Il principio di diritto
In tema di rimborso dell’addizionale provinciale all’accisa sull’energia elettrica, permane, in forza del principio unionale di effettività della tutela, la legittimazione passiva dell’Agenzia delle dogane e dei monopoli in relazione all’impugnazione del diniego di rimborso, proposta dal consumatore finale che ha corrisposto al fornitore, a titolo di rivalsa, tale imposta, poi dichiarata in contrasto con il diritto dell’Unione europea, stante l’inefficacia nei suoi confronti della sentenza della Corte costituzionale n. 43 del 2025, derivante dall’esaurimento di detto rapporto per la prescrizione del diritto al rimborso nei confronti del fornitore, non essendo mai stato rimosso l’ostacolo giuridico rappresentato dalla mancata efficacia diretta o “orizzontale” della direttiva unionale tardivamente attuata dallo Stato italiano.
Il fatto
L’Agenzia delle dogane impugnava la sentenza della Commissione tributaria regionale della Toscana che aveva riconosciuto a una società, consumatore finale di energia elettrica, il diritto al rimborso diretto dell’addizionale provinciale sull’accisa (periodo settembre 2010 — dicembre 2011), pagata al fornitore in via di rivalsa e incompatibile con la direttiva 2008/118/CE. Con due motivi l’Agenzia deduceva che il consumatore finale, estraneo al rapporto tributario, non fosse legittimato al rimborso (titolare solo il fornitore, soggetto passivo dell’imposta) e che l’addizionale non fosse incompatibile con la direttiva.
La motivazione
Il secondo motivo è infondato: è pacifica l’incompatibilità delle addizionali all’accisa con l’art. 1, par. 2, della direttiva 2008/118/CE, trattandosi di imposte prive di una finalità specifica e connesse a mere esigenze di bilancio; e la Corte costituzionale, con sentenza n. 43 del 2025, ha dichiarato l’illegittimità dell’art. 6 del d.l. n. 511/1988. È del pari incontestabile l’autonomia delle addizionali rispetto all’accisa. Il primo motivo è pure infondato: in via generale il solo legittimato al rimborso è il fornitore, e il consumatore finale può agire in ripetizione verso il fornitore, salvo rivolgersi in via straordinaria all’Amministrazione in caso di impossibilità o eccessiva difficoltà.
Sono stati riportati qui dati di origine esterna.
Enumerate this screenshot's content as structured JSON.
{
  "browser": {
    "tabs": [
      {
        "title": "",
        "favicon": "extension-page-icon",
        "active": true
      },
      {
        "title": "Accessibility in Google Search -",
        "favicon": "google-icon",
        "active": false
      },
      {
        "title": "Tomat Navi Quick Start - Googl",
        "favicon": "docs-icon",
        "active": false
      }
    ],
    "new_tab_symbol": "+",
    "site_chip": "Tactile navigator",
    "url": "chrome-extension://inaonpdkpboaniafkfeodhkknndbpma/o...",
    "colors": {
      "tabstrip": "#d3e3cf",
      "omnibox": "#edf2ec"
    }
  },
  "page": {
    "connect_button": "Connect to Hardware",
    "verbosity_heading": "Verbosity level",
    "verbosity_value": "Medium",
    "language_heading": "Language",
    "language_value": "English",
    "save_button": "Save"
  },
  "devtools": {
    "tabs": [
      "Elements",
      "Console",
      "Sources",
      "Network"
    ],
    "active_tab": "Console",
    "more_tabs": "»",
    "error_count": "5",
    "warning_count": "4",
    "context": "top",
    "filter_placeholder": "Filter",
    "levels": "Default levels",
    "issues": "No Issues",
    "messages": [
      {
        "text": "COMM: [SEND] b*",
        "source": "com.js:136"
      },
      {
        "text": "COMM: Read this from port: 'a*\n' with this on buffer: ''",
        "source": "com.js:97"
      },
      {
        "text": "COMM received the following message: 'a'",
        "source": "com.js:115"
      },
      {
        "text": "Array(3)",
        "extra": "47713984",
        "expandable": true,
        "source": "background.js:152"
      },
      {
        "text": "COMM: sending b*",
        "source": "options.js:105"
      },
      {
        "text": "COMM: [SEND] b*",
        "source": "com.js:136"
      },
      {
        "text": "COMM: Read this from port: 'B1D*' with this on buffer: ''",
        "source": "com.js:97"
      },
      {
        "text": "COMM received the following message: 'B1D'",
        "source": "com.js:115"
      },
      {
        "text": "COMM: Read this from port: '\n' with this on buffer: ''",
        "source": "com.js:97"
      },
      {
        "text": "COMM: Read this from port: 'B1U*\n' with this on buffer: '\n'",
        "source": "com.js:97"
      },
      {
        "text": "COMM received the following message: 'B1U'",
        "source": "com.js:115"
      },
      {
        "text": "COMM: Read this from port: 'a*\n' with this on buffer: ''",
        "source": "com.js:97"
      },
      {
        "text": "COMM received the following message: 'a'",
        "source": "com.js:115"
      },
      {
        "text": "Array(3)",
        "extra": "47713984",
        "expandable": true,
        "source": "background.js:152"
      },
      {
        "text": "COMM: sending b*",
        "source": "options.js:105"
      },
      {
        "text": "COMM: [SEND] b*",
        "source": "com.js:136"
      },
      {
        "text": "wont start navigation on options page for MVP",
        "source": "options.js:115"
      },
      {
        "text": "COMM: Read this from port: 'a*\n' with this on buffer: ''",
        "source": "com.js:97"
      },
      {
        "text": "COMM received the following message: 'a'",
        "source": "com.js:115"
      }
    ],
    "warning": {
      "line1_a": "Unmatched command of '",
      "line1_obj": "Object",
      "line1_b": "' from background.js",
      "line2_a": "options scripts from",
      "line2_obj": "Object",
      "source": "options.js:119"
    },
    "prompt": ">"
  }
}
Ma, alla luce di CGUE 11 aprile 2024, Gabel Industria Tessile (C-316/22), l’inefficacia “orizzontale” della direttiva non attuata rende il consumatore giuridicamente impossibilitato ad agire contro il fornitore invocando l’incompatibilità: l’azione verso il fornitore è ipso iure preclusa, senza necessità di provare l’eccessiva difficoltà, e permane la legittimazione passiva dell’Agenzia. L’azione del consumatore è di indebito oggettivo (art. 2033 c.c.), soggetta alla prescrizione ordinaria decennale, non alla decadenza biennale del TUA. L’efficacia ex tunc della declaratoria di incostituzionalità incontra però il limite dei «rapporti esauriti» (per prescrizione o decadenza): nella specie il rapporto tra consumatore e fornitore era ormai prescritto, ma proprio il suo esaurimento e la mai rimossa inefficacia orizzontale della direttiva fondano la persistente legittimazione passiva dell’Agenzia.
Implicazioni pratiche
Il consumatore finale che ha sopportato l’addizionale illegittima può ottenere il rimborso direttamente dall’Agenzia delle dogane quando l’azione verso il fornitore è preclusa dall’inefficacia orizzontale della direttiva non attuata, senza dover dimostrare l’insolvenza del fornitore. L’azione è di indebito oggettivo, con prescrizione decennale che decorre dal pagamento. L’efficacia retroattiva delle pronunce della Corte costituzionale si arresta davanti ai rapporti esauriti per prescrizione o decadenza: un profilo decisivo per stabilire quali versamenti restino recuperabili. Esito: ricorso dell’Agenzia rigettato, spese compensate per la novità delle questioni.